Plant genomic DNA (~500 ng) was digested with 30 units of McrBC (NEB Cat No. M0272) in a 50 µL reaction volume at 37 °C overnight. For McrBC-minus controls, the same amount of DNA was incubated overnight at 37 °C in 50 µL reaction volumes containing the same buffer, but without the McrBC enzyme. 1 µL (50 ng) of digested and undigested DNA of each sample was used to set up PCR reactions using Taq DNA polymerase (NEB Cat No. M0273) along with ThermoPol buffer (NEB). The PCR product was electrophoresed on a 2% agarose gel, stained with ethidium bromide, and visualized by UV illumination.

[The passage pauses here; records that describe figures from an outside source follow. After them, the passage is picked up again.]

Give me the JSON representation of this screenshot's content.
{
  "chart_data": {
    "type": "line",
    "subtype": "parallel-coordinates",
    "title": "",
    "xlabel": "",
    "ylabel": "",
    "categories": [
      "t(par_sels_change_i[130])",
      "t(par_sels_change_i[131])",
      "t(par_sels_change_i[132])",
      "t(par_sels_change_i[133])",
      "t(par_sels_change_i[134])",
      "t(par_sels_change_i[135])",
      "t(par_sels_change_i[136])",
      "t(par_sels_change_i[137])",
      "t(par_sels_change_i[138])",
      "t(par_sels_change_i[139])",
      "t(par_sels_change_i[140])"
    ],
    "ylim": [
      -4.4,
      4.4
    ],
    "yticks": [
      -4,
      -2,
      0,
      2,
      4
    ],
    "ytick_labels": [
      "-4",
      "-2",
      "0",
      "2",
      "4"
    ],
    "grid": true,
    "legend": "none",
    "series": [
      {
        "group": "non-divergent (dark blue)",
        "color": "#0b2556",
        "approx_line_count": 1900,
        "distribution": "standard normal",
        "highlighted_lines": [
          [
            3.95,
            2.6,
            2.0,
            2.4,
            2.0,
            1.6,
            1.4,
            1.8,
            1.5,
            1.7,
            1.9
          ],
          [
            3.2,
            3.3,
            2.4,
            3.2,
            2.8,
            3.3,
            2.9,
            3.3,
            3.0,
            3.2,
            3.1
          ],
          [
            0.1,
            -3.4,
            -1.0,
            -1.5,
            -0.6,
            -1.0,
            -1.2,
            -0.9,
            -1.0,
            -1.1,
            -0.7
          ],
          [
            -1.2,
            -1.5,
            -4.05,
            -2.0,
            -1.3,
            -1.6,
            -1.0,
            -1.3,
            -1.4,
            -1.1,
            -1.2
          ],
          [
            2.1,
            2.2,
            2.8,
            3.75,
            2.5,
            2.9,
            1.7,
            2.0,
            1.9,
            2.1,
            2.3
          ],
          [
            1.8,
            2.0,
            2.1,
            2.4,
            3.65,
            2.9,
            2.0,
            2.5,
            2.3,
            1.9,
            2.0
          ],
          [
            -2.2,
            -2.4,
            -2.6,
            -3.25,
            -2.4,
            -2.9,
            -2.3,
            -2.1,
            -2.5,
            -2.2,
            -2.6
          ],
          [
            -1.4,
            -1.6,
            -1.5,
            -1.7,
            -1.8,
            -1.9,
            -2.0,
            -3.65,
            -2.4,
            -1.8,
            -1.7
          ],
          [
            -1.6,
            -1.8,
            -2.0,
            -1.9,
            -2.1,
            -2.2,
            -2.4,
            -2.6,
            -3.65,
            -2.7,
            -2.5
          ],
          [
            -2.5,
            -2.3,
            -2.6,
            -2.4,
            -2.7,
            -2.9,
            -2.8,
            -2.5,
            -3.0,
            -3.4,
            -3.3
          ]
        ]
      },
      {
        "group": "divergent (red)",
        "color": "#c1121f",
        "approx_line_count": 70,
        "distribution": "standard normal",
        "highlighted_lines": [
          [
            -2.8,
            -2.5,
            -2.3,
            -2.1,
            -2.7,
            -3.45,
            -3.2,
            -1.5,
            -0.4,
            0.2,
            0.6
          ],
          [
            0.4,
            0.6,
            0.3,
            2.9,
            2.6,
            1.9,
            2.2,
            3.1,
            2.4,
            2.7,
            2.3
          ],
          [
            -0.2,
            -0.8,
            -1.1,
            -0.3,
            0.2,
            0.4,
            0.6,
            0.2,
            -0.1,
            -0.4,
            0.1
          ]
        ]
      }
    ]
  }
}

Bisulfite conversion and purification were performed using the EpiTect Bisulfite kit (QIAGEN Cat No. 59124) following the procedures recommended by the manufacturer. Bisulfite PCR was performed as a nested PCR (two PCR reactions). The primers used in the first and second round PCR was listed in the Supplementary Data 1. The PCR cycles were as follows37: 12 min at 94°C followed by 10 cycles of 1 min at 94°C, 2:30 min at 50°C, 1:30 min at 72°C, and 30 cycles with 1 min at 94°C, 1:30 min at 55°C, 1:30 min at 72°C, with a final extension of 10 min at 72°C. The PCR products from the second PCR were purified using QIAquick PCR purification kit (Qiagen Cat No. 28104) following the manufacturer’s instructions. Approximately 50–200 ng of purified bisulfite PCR product was sequenced with BigDye Terminator V3.1 premix (Applied Biosystems) using one of the nested primers. Cytosine methylation levels were determined using the following procedure38: trace file data of the sequenced PCR products were opened using the BioEdit software (https://bioedit.software.informer.com), exported to Microsoft Excel using the ‘Export trace values (tab-delimited text)’ feature, and the relative peak heights of cytosines and thymines calculated to indicate the relative degree of methylation at each cytosine location.

Analysis of small RNA sequencing data

Cutadapt version 1.12 (https://cutadapt.readthedocs.io/en/stable/installation.html) was used to trim the adaptor sequences and filter out >35 nt or <18 nt sequences. The clean reads were mapped to reference hpEIN2 and hpGUS sequences, without mismatch, using Bowtie version 1.2.3 (http://bowtie-bio.sourceforge.net/index.shtml). sRNA reads were normalized against total reads including those mapped to the transgenes and Nicotiana or Arabidopsis genomes.

Reporting summary

Further information on research design is available in the Nature Research Reporting Summary linked to this article.